Create a monthly review to analyze:

  • Automation success rate: % of incidents resolved without human intervention.
  • Mean time to resolution (MTTR): Compare before and after automation.
  • Number of preventable outages: Issues caught by proactive health checks.

Southwest's Whisenhunt reported that after full deployment, the IT team spends far less time on reactive support and more on strategic improvements. Your numbers should improve similarly within 6–9 months.

Common Mistakes

Mistake 1: Jumping to Automation Without Baselines

If you don't understand your normal device behavior, automation will generate false positives and potentially break things. Southwest spent months just collecting telemetry before implementing any automatic remediation. Fix: Run a 4- to 6-week observation phase with dashboards only.

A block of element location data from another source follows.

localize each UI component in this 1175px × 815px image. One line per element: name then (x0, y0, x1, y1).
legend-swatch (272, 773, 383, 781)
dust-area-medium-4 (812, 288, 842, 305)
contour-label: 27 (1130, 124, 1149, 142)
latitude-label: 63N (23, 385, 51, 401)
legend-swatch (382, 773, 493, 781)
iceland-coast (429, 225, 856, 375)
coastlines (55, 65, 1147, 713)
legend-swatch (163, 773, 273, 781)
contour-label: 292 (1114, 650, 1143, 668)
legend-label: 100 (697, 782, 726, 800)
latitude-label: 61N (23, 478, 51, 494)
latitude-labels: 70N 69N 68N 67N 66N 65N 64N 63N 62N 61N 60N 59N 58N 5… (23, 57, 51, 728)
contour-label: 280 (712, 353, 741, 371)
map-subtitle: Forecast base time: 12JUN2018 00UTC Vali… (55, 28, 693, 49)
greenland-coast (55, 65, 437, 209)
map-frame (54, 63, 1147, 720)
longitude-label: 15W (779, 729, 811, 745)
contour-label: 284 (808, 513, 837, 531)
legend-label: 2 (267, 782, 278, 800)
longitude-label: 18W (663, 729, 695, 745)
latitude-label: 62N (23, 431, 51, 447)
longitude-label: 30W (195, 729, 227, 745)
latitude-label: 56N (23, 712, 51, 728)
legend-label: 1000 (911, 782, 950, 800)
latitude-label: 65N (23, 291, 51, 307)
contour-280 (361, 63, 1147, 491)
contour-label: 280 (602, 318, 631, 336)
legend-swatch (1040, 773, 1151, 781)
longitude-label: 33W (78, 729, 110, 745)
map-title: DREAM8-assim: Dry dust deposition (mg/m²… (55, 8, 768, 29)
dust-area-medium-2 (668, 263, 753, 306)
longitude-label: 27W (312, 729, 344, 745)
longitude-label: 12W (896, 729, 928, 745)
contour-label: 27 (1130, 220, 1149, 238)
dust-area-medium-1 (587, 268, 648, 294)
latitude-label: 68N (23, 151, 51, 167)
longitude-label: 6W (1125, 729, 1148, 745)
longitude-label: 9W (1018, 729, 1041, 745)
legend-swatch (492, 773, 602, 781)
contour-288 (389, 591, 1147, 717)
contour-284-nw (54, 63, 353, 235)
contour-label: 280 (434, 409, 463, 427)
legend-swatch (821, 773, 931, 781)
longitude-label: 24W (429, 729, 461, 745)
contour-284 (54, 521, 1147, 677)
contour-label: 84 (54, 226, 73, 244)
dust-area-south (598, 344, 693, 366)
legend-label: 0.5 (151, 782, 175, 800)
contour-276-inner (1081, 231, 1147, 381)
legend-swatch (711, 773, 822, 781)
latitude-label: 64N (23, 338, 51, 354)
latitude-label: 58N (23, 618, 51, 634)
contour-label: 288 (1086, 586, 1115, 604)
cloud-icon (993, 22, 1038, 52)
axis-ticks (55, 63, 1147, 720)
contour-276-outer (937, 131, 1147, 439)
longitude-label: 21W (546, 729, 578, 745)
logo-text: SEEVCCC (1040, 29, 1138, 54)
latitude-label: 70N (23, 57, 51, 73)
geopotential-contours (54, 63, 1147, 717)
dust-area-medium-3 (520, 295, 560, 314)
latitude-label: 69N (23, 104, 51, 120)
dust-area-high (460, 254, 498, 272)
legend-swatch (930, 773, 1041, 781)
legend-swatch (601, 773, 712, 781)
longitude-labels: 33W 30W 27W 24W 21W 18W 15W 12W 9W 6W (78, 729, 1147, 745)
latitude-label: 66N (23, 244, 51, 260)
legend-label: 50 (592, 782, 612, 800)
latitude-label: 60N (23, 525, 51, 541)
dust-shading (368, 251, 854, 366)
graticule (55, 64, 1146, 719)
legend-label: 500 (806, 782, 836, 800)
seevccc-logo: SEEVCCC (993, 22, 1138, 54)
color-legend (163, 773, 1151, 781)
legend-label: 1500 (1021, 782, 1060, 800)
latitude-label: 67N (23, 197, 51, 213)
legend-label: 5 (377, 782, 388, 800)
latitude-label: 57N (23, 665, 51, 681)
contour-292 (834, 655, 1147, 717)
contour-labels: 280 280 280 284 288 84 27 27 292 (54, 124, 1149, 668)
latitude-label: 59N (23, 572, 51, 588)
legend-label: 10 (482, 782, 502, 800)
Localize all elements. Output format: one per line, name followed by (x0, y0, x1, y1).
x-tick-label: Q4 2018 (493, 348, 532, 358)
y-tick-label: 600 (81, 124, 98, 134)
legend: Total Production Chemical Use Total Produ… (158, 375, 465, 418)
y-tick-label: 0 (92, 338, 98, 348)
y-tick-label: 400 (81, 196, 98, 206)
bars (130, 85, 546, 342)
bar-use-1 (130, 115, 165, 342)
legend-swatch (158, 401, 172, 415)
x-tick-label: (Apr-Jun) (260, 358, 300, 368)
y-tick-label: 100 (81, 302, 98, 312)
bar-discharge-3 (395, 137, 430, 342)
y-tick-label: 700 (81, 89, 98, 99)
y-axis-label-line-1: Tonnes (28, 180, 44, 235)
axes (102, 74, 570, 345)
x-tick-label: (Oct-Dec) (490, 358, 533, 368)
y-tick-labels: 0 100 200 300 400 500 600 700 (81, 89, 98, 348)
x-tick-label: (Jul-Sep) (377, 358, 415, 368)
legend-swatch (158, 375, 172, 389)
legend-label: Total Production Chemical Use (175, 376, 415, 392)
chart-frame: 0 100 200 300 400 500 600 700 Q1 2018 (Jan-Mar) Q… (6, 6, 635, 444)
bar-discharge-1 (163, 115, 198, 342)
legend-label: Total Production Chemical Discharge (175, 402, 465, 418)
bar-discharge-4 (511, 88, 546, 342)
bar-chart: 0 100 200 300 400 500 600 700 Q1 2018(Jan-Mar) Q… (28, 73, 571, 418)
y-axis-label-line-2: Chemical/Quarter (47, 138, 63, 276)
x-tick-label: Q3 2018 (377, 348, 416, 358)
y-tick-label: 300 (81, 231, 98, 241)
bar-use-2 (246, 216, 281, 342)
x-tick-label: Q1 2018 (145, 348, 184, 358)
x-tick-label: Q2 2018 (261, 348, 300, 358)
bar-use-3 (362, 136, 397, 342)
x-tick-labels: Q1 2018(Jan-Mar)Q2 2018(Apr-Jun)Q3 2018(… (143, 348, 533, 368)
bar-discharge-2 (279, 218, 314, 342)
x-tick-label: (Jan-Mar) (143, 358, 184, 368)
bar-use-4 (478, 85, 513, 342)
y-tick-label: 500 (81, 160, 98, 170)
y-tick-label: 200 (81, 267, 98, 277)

Mistake 2: Automating Everything at Once

Trying to solve all endpoint issues with code leads to brittle workflows. Start with two or three high-impact, low-risk automations (like restarting a hung application). Expand gradually. Southwest's DEX engineering team prioritizes automations by frequency and business impact.

Mistake 3: Neglecting the User Experience

An automated restart that logs the user out without warning can be worse than the original problem. Always inform the employee through a notification before performing disruptive actions. Use the DEX tool's toast notification feature. Southwest's team ensures that any action affecting the user interface is communicated.

Mistake 4: Underinvesting in the Team

Automation doesn't eliminate the need for people; it shifts their focus. You still need engineers to design, test, and improve automations. Southwest's endpoint team grew from a handful to 14 people, split between operations and engineering. If your team is too small, automations will become technical debt.

Summary

By following this guide, you can replicate Southwest Airlines' success in putting endpoint operations on autopilot. The key is a phased approach: gather telemetry, build a small set of automations, invest in a DEX team, and continuously measure business impact. The result is a more resilient endpoint fleet, happier employees, and significantly less reactive firefighting. Remember that automation is a journey, not a project – keep iterating based on data and user feedback.

For further reading, explore Nexthink's case studies on DEX implementation or review Southwest's own published metrics on device health improvement. Your first step? Deploy that agent and start watching.